Krivov Sergei V
Institute of Molecular and Cellular Biology, University of Leeds, Leeds, United Kingdom.
Phys Rev E Stat Nonlin Soft Matter Phys. 2011 Jul;84(1 Pt 1):011135. doi: 10.1103/PhysRevE.84.011135. Epub 2011 Jul 25.
Dimensionality reduction is ubiquitous in the analysis of complex dynamics. The conventional dimensionality reduction techniques, however, focus on reproducing the underlying configuration space, rather than the dynamics itself. The constructed low-dimensional space does not provide a complete and accurate description of the dynamics.

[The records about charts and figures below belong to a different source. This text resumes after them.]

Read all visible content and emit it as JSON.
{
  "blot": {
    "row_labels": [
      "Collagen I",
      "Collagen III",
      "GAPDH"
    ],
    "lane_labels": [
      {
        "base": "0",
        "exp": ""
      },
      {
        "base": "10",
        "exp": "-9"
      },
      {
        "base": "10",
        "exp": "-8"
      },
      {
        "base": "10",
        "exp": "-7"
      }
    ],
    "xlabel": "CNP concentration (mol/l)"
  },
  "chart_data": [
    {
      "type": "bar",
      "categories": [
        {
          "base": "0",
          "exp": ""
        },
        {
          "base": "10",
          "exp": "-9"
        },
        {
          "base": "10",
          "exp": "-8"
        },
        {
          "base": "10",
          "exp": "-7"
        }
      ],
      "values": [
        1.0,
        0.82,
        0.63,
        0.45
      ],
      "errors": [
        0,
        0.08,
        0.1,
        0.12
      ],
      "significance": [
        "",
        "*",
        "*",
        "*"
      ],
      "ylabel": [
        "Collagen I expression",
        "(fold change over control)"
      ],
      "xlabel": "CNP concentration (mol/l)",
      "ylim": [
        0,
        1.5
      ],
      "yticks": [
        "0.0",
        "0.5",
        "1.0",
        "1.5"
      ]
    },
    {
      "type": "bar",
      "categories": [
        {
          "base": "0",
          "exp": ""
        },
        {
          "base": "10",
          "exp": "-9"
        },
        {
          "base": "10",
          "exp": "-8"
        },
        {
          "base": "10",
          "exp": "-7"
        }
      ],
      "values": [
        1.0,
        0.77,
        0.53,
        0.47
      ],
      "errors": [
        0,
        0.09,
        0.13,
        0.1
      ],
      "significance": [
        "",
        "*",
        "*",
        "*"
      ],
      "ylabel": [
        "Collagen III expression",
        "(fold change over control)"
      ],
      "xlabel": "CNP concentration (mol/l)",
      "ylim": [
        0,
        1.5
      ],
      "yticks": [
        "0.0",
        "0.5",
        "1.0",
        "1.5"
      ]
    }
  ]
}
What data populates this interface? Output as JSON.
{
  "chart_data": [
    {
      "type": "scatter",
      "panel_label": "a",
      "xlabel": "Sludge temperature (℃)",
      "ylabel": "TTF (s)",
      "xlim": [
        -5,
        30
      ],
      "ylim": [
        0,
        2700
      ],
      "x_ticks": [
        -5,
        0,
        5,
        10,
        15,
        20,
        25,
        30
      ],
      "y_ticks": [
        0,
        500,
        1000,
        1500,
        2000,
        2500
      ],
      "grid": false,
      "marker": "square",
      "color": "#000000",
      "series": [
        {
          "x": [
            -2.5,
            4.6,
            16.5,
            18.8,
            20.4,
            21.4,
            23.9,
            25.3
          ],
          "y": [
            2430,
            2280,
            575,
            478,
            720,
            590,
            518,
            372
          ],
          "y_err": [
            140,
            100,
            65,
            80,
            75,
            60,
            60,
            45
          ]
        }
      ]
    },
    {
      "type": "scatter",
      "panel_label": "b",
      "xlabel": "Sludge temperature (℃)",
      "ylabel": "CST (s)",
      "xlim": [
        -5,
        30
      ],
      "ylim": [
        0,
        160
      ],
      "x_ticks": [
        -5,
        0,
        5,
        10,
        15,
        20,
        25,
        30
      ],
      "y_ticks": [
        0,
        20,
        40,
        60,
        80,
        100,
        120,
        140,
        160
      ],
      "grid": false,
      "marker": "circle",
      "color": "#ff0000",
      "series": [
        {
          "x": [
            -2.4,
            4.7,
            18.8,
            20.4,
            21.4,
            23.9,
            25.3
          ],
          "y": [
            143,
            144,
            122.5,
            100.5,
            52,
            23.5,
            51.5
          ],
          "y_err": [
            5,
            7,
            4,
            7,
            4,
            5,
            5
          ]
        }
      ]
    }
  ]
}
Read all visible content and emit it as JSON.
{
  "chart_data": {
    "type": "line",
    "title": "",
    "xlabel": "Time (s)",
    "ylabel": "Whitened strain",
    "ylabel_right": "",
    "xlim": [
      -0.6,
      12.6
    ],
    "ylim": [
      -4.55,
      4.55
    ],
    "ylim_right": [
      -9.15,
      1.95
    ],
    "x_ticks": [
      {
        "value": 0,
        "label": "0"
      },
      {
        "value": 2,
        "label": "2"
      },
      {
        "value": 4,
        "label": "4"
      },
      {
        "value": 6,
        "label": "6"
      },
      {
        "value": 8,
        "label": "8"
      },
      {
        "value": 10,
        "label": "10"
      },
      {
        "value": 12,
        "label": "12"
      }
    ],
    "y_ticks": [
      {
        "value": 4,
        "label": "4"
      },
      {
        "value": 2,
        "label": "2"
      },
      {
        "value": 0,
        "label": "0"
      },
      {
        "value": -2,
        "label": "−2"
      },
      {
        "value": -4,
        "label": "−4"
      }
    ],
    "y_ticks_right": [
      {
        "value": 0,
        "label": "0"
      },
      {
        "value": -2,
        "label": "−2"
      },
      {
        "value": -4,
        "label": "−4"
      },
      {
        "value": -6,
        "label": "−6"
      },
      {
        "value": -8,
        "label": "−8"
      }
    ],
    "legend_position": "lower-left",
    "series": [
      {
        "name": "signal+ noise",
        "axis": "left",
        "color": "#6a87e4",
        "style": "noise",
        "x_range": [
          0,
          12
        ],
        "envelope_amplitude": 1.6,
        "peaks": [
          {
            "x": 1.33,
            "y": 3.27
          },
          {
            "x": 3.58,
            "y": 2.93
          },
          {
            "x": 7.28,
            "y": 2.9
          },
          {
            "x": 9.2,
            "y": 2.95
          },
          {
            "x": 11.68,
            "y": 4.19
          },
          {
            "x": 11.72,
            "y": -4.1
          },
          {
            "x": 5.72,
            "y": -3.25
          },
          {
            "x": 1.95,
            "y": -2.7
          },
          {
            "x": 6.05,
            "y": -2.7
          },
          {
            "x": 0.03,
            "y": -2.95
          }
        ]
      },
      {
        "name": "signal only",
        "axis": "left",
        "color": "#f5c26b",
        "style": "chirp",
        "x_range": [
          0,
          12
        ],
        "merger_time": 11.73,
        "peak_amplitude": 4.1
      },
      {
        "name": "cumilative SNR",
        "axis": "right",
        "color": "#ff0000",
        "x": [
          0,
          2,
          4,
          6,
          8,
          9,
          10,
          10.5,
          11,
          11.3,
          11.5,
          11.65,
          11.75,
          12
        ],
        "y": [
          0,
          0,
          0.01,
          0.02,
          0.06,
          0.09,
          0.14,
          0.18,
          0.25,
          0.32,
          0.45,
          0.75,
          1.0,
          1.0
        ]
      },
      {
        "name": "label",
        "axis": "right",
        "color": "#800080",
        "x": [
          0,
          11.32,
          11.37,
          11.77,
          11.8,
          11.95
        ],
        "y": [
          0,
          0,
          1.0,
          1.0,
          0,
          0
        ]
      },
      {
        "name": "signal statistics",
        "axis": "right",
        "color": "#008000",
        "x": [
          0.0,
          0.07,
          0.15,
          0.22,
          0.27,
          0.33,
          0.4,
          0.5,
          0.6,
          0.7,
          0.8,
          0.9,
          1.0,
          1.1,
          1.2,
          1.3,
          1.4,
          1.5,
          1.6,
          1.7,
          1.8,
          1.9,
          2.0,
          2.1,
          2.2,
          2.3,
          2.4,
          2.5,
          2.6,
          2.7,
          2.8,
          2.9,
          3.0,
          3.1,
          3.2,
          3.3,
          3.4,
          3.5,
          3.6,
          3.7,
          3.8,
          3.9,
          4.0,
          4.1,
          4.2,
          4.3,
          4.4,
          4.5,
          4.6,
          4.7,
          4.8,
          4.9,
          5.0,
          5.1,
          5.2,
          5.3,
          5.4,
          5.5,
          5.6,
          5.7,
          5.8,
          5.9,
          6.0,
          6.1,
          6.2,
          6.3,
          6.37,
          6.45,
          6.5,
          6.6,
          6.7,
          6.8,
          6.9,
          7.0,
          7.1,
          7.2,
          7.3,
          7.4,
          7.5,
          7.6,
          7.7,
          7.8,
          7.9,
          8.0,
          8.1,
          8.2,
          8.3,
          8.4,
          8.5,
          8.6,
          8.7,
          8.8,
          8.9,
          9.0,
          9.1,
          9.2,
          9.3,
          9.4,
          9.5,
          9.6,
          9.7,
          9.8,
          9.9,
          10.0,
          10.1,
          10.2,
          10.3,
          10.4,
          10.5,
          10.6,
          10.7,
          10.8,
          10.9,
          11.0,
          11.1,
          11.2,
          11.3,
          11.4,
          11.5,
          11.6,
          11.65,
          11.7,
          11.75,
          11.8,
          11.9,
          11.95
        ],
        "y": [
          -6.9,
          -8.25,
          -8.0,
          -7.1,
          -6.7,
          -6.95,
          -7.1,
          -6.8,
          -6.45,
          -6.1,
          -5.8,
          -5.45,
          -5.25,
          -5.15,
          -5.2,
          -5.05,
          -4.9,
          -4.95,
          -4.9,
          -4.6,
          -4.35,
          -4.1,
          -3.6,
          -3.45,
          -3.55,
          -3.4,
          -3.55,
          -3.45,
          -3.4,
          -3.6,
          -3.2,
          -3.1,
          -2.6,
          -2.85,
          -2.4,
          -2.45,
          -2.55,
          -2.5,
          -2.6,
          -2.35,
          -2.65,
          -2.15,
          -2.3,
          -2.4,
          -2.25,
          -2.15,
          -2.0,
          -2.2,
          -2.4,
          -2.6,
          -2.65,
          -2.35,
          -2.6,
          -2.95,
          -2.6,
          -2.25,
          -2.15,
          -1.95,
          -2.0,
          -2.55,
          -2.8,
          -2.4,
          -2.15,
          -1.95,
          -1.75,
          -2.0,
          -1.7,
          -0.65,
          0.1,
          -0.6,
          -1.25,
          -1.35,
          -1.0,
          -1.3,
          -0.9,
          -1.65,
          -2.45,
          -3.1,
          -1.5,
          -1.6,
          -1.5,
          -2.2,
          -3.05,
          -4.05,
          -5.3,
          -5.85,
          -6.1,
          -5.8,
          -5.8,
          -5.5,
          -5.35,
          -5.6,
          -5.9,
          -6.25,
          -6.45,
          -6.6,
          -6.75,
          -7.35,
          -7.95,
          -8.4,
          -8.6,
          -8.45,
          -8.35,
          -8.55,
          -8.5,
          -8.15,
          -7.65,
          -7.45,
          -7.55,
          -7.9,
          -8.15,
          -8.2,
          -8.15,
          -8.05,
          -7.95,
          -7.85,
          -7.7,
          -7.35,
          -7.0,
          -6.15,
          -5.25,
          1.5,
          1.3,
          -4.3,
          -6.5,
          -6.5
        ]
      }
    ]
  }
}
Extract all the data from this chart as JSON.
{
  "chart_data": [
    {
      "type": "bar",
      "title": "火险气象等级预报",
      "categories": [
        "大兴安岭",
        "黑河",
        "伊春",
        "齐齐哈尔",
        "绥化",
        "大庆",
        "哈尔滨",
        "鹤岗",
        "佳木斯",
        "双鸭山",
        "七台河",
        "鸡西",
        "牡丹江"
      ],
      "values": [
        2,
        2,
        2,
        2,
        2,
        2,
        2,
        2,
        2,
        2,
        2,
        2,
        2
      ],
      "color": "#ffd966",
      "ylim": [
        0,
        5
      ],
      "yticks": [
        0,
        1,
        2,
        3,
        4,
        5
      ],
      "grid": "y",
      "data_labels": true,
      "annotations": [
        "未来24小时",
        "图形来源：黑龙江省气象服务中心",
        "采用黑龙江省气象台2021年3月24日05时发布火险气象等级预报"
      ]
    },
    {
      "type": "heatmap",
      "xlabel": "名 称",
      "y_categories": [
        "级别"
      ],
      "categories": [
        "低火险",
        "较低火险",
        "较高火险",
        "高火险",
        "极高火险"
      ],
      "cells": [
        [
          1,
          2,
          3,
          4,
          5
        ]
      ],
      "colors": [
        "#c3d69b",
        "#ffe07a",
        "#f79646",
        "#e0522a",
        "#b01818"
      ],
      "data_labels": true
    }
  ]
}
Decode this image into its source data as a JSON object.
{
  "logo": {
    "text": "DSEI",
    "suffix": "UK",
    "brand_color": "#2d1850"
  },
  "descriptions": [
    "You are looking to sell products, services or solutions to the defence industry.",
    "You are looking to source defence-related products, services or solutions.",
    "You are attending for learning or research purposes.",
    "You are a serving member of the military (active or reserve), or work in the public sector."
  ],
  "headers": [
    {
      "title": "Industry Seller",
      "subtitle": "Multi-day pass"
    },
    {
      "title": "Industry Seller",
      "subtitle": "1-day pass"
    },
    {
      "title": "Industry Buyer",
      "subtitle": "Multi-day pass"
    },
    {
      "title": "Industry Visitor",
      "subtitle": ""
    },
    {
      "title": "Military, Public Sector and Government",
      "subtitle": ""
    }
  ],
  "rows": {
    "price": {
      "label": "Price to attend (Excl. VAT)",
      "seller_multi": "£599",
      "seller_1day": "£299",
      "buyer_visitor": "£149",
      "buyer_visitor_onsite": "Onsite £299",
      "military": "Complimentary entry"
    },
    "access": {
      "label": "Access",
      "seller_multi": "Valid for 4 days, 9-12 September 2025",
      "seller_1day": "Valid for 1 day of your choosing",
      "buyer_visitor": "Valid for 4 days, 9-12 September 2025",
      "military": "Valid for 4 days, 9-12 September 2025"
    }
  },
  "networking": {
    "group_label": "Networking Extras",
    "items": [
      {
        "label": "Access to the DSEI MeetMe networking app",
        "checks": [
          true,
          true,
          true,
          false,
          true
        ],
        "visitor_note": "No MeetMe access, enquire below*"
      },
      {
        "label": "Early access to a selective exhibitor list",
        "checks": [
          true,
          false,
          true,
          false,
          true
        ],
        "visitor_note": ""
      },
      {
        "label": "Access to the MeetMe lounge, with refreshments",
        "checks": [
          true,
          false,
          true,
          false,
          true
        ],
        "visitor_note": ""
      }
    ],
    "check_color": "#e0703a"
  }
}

Here I describe how to perform dimensionality reduction while preserving the essential properties of the dynamics. The approach is illustrated by analyzing the chess game--the archetype of complex dynamics. A variable that provides complete and accurate description of chess dynamics is constructed. The winning probability is predicted by describing the game as a random walk on the free-energy landscape associated with the variable. The approach suggests a possible way of obtaining a simple yet accurate description of many important complex phenomena. The analysis of the chess game shows that the approach can quantitatively describe the dynamics of processes where human decision-making plays a central role, e.g., financial and social dynamics.
在复杂动力学分析中,降维无处不在。然而,传统的降维技术侧重于再现潜在的构型空间,而非动力学本身。所构建的低维空间并不能对动力学提供完整且准确的描述。在此,我描述了如何在保留动力学基本特性的同时进行降维。通过分析国际象棋博弈——复杂动力学的典型例子,对该方法进行了说明。构建了一个能对国际象棋动力学提供完整且准确描述的变量。通过将博弈描述为与该变量相关的自由能景观上的随机游走,预测了获胜概率。该方法为获得对许多重要复杂现象的简单而准确的描述提供了一种可能途径。对国际象棋博弈的分析表明,该方法能够定量描述人类决策起核心作用的过程的动力学,例如金融和社会动力学。